For a long moment after Lakshmi Rajyam finished speaking, neither of them moved.
The corridor remained silent except for distant hospital sounds and the faint hum of fluorescent lights above them.
Ashok Chakravarthy looked at her quietly.
Not with sympathy.
Not with shock.
But with understanding.
Because pain recognizes pain faster than words do.
Lakshmi Rajyam leaned back slowly against the bench.
Exhaustion had finally replaced restraint.
"When prison closes around you," she said softly, "you learn something very quickly."
Ashok Chakravarthy listened.
"The world moves on without waiting."
A faint smile crossed her face.
Bitter.
"News channels found new debates."
"Party members found new loyalties."
"People found new leaders."
Another pause.
"And my son…"
Her voice weakened there.
"He found a life without understanding where his mother disappeared."
Ashok Chakravarthy lowered his eyes briefly.
"For five years," Lakshmi Rajyam continued, "I watched life through iron bars."
Court hearings.
Political accusations.
Media humiliation.
Every day someone discussing her as if she was no longer human—
Only a scandal.
"At first I fought," she admitted.
"I thought truth would save me."
That sentence made Ashok's expression change slightly.
Because once—
He had believed the same thing.
"But prison changes certainty," she said quietly.
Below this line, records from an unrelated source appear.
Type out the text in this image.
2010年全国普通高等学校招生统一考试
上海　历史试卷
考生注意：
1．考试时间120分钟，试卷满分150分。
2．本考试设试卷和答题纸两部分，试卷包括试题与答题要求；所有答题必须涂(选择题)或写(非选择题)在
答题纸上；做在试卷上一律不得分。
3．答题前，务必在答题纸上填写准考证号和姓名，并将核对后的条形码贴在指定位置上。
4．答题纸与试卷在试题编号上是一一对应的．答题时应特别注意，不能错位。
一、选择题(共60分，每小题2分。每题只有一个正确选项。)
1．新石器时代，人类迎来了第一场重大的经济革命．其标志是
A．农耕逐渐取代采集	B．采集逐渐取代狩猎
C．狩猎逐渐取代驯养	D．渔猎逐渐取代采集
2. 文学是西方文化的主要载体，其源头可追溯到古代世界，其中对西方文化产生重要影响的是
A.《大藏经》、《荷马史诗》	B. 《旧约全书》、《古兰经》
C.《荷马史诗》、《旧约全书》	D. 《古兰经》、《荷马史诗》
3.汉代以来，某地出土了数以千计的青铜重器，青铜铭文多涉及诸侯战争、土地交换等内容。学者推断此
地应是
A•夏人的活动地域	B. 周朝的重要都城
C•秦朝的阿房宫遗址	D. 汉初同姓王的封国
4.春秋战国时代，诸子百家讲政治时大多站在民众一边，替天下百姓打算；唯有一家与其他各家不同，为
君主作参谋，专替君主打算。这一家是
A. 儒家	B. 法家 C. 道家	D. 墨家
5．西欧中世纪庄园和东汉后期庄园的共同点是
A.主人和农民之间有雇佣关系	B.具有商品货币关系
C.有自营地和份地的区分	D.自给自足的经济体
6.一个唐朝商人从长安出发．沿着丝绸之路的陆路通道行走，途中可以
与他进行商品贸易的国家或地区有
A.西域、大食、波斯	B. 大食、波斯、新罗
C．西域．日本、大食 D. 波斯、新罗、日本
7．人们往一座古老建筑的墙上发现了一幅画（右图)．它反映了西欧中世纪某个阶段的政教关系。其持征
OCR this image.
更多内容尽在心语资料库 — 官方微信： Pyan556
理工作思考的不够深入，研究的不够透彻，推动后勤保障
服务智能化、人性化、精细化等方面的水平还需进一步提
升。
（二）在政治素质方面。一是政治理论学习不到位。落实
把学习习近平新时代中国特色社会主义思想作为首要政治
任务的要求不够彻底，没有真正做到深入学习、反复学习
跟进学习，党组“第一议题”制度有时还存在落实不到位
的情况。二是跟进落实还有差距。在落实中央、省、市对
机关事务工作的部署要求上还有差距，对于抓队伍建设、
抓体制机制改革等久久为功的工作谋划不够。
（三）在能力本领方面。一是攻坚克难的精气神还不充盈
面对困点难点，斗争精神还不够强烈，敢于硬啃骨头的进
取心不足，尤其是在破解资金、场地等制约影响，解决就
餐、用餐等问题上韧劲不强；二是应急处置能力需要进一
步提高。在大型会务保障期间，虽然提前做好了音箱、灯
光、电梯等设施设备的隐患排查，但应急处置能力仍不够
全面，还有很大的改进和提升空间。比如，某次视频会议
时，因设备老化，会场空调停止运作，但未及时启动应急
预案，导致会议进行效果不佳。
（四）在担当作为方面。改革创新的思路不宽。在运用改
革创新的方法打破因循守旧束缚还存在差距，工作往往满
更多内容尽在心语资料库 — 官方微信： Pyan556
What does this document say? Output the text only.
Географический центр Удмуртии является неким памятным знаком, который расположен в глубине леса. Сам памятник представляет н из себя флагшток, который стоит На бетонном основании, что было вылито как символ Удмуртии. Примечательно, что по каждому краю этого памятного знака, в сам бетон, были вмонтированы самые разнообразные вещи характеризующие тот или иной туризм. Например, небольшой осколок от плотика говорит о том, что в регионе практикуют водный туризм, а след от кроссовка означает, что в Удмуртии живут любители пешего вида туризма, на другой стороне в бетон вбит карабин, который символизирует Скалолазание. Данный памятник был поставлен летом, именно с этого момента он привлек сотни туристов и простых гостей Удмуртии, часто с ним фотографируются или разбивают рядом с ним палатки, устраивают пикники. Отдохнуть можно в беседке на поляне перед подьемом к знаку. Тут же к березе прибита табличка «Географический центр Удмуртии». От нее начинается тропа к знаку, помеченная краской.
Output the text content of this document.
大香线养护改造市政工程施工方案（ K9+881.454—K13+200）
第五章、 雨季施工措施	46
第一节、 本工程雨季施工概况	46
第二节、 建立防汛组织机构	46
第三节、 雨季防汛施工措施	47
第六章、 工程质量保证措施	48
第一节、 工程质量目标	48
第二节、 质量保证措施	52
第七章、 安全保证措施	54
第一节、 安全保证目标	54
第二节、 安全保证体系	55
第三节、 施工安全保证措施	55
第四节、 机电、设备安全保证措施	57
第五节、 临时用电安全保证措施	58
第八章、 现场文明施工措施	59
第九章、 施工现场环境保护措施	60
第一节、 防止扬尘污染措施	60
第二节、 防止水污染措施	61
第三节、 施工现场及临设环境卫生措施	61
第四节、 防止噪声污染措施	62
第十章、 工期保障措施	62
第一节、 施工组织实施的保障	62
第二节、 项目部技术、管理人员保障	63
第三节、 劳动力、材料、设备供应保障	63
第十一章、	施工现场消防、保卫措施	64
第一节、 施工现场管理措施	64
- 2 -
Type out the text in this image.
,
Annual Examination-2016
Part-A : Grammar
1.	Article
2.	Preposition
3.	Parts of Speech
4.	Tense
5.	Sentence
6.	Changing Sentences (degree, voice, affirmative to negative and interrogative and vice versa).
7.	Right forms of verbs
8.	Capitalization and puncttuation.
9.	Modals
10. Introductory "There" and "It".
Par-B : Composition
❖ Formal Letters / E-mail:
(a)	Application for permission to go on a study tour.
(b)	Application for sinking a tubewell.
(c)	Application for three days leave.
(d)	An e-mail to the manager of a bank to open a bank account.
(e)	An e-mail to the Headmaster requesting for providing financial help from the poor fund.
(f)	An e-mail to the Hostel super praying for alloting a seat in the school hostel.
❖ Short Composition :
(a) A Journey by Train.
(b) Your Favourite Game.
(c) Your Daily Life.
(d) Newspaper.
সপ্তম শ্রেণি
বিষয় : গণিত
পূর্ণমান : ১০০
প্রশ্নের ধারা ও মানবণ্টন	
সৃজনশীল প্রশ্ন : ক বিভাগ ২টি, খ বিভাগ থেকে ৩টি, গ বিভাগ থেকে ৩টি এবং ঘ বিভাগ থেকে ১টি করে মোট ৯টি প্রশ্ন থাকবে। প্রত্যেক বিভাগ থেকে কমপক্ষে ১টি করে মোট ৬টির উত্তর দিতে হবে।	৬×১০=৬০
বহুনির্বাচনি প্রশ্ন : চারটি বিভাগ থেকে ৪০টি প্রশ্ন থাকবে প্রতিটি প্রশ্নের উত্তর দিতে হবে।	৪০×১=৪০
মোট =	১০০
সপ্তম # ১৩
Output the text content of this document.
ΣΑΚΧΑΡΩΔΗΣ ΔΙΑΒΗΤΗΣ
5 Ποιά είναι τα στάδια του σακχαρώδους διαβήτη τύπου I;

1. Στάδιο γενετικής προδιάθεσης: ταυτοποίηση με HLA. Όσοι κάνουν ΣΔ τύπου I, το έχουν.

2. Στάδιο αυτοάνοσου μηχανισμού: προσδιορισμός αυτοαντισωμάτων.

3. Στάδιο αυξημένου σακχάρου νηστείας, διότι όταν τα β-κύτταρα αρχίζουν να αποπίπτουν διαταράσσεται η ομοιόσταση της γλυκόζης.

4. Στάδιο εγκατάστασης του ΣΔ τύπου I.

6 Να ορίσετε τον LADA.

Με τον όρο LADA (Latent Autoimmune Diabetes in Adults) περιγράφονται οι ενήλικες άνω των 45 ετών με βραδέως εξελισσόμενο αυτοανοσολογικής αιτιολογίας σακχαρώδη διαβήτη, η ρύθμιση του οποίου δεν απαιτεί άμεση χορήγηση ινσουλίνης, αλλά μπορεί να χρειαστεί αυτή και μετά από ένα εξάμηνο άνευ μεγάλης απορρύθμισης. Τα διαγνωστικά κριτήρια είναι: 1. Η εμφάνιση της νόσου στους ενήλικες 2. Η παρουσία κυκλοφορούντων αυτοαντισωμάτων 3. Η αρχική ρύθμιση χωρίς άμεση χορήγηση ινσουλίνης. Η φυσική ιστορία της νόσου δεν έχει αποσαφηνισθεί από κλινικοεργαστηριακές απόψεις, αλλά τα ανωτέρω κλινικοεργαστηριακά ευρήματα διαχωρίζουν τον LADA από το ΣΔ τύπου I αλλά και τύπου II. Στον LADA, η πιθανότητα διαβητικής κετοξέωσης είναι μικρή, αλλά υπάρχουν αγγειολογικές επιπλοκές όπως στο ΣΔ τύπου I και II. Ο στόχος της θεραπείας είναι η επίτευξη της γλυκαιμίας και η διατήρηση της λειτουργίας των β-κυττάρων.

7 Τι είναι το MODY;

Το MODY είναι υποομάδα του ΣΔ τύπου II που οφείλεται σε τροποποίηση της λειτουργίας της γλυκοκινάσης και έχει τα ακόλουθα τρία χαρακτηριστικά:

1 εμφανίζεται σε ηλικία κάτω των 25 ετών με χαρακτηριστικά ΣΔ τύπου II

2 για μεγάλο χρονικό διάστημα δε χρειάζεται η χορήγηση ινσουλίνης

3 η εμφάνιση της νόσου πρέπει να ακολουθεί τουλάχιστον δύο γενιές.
"It removes your audience first."
Then came silence.
Long.
Unforgiving silence.
"Do you know what hurt the most?" she asked softly.
Ashok Chakravarthy didn't answer.
"Haripriya visited me once."
The words slowed.
Heavy with memory.
"She looked at me…"
Lakshmi Rajyam paused.
"And she couldn't recognize me properly."
A faint tremor entered her voice for the first time.
"The accident had already broken her mind."
Another silence.
"But seeing me in prison…"
Her eyes closed briefly.
"It destroyed whatever remained."
Ashok Chakravarthy said nothing.
Because some grief should not be interrupted.
"When I finally came out," Lakshmi Rajyam whispered, "everything was gone."
Political career.
Public respect.
Home.
Relationships.
Identity.
Even party members avoided her.
No one wanted connection to scandal.
"The case eventually weakened," she said.
"Evidence changed. Witnesses disappeared."
A hollow smile.
"But by then… punishment had already finished its work."
Outside the hospital window, evening light slowly faded.
"I could have stayed," she admitted quietly. "Some people even suggested rebuilding politically."
Ashok Chakravarthy looked at her.
"But I had already seen what ambition cost me."
Raghav.
Haripriya.
Satyanarayana's childhood.
Everything stood behind that realization.
"So I left."
Simple words.
Heavy meaning.
"I took my son and went away before politics could reach him too."
Los Angeles became distance.
Not healing.
Just distance.
"There," she said softly, "nobody cared who I was before."
So she returned to the only identity untouched by politics.
Dance.
Kuchipudi classes.
Children learning rhythm and discipline.
"No slogans."
"No speeches."
"No cameras."
Only art.
Ashok Chakravarthy finally spoke after a long silence.
"And Satyanarayana?"
For the first time, a faint softness returned to her expression.
"He grew up believing silence was normal," she said quietly.
A pause.
"I never told him everything."
Ashok Chakravarthy understood immediately.
"He only knows his father died in an accident," she continued.
"He knows I was once involved in politics."
Another pause.
"But he does not know what politics became."
The corridor remained still.
Then Lakshmi Rajyam looked directly at Ashok Chakravarthy for the first time since beginning the story.
"You know what scares me now?"
Ashok Chakravarthy waited.
"That one day…"
Her voice lowered.
"He will ask questions I cannot answer without destroying the image he has of me."
Those words stayed between them heavily.
Because Ashok Chakravarthy knew that fear too.
The fear of becoming different in the eyes of someone who loves you.
Lakshmi Rajyam exhaled slowly and stood up.
"For years," she said quietly, "I thought leaving politics meant escaping my past."
A faint, tired smile appeared.
"But every year…"
She glanced toward Haripriya's room.
"I come back here and realize…"
"Some pasts never stop waiting for you."
Ashok Chakravarthy remained silent.
Because now he understood completely—
Why she chose forests over crowds.
Silence over recognition.
Art over influence.
Not because she hated the world.
But because she had already watched power destroy hers.
And somewhere deep inside him—
Another realization formed quietly.
He and Lakshmi Rajyam were not strangers shaped by different lives.
They were survivors of the same system—
Who escaped through different doors.
And neither of them had truly stopped carrying it.